Todos los árboles estaban secos; las pocas ramas inferiores que les quedaban se partieron con facilidad. Eso fue un alivio, porque toda la leña caída estaba enterrada bajo una gruesa capa de nieve. ¿Volvería a crecer algo al llegar la primavera? ¿Habría siquiera primavera?

Entré a gatas por la ventanilla rota con una brazada de leña. En el interior había un espacio oscuro de más o menos medio metro cuadrado entre la ventanilla y el primer asiento posterior. El techo era bajo; no podía ponerme de pie, sólo ponerme en cuclillas. Darla y la niña estaban tumbadas contra el respaldo del asiento, envueltas en nuestras dos mantas. Darla tenía la mochila junto a sí, en el suelo;
Roger
asomaba por la parte superior.

Encendí un pequeño fuego en el suelo, al lado del agujero de entrada. Al principio el fuego desprendió un olor químico y acre. Supuse que estaba quemando la alfombra. También se fundieron algunos de los embellecedores de plástico de la puerta. La mayor parte del humo ascendía y salía por el agujero, así que no resultaba difícil respirar siempre y cuando se mantuviera la cabeza baja.

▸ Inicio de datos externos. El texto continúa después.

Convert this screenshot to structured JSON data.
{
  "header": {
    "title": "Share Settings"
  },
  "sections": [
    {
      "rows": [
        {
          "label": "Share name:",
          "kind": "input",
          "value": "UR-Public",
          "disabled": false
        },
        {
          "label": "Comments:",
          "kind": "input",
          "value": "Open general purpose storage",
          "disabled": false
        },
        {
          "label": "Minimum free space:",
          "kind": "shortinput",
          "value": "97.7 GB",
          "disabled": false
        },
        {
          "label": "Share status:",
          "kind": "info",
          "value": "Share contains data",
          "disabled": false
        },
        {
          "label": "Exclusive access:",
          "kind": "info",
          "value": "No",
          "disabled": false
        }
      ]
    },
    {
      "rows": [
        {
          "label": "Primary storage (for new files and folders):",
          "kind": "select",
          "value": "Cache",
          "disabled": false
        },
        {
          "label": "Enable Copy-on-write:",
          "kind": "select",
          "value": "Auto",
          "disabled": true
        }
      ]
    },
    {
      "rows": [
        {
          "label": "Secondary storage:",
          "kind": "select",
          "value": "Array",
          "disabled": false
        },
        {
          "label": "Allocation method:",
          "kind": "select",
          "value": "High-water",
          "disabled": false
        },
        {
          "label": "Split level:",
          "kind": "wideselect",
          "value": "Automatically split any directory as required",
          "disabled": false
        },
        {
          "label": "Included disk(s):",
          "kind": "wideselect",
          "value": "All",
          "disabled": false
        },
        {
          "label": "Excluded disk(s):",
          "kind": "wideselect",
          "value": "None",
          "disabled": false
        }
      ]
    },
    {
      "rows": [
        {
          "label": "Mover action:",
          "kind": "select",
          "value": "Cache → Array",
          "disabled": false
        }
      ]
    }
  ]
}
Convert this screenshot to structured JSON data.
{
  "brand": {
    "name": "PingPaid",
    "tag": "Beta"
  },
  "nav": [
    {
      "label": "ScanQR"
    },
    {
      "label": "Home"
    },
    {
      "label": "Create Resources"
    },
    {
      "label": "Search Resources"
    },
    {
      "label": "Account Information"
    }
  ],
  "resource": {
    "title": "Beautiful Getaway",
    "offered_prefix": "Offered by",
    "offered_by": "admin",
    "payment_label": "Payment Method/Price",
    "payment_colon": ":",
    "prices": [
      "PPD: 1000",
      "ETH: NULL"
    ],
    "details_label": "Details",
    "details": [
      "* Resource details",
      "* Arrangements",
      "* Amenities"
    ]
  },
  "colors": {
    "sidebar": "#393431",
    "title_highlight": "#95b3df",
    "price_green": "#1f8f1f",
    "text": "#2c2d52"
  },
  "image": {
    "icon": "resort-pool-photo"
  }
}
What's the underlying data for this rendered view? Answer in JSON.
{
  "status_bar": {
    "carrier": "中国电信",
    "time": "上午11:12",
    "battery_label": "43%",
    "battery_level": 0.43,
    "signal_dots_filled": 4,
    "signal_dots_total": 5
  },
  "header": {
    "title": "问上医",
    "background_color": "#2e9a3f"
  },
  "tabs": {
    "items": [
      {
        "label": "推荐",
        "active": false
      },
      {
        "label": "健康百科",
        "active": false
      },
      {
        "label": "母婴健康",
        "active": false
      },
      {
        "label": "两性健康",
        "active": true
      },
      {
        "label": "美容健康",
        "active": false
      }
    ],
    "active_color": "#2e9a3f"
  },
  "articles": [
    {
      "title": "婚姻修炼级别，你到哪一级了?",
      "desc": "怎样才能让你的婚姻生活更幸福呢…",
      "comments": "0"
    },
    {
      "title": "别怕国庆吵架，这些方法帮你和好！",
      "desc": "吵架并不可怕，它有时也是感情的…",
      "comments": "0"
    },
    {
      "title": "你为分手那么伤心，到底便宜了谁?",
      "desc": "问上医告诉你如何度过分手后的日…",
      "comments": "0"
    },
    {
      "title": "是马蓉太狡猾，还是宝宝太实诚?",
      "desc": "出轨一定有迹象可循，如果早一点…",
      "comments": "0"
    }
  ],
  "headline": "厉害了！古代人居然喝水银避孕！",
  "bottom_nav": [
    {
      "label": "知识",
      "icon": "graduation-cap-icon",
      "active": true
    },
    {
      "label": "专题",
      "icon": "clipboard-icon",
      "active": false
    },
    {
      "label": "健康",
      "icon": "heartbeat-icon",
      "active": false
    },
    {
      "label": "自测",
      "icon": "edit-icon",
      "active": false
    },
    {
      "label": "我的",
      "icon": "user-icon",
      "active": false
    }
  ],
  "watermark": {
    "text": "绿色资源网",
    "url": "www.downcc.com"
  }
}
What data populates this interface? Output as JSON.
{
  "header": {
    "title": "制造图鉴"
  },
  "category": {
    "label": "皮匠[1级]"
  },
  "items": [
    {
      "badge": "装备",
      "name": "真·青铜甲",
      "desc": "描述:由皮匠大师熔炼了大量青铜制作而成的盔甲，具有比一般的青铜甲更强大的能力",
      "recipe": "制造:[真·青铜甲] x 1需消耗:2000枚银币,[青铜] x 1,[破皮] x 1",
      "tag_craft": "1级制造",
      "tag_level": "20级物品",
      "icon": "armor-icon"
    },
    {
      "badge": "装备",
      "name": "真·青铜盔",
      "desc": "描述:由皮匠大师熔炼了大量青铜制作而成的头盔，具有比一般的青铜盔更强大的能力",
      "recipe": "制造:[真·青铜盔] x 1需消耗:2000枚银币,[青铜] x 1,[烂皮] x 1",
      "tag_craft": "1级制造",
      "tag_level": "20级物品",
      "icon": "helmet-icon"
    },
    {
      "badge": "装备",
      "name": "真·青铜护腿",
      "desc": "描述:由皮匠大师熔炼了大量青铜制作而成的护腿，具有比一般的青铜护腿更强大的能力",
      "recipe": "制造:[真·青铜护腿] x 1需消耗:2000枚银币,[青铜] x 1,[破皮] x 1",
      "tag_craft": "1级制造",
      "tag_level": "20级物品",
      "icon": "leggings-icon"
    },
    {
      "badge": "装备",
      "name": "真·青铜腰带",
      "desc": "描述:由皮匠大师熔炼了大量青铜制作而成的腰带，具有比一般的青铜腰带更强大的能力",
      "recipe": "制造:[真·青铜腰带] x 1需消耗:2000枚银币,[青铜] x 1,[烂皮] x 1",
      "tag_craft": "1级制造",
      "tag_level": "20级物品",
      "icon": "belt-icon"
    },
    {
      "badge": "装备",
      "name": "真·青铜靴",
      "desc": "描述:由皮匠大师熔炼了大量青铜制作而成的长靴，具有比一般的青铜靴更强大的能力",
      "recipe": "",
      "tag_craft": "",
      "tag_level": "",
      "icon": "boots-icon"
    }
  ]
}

El desagradable olor me hizo pensar.

—¿No es peligroso encender fuego dentro de un coche? ¿Qué pasará si hay combustible dentro del tanque?

—Esto es un todoterreno grande, un Expedition, me parece. El depósito de combustible estará aquí, debajo de mí. Tendría que calentarse hasta los doscientos o doscientos cincuenta grados para explotar sin que haya chispa. Estaremos bien.

Mantuve el fuego muy pequeño, a pesar de su afirmación. Aun así, el interior del todoterreno quedó calentito en un abrir y cerrar de ojos. Me quité el anorak y la camisa. Darla continuaba tumbada con la niña, ambas envueltas en las mantas. Tenía la frente brillante de sudor.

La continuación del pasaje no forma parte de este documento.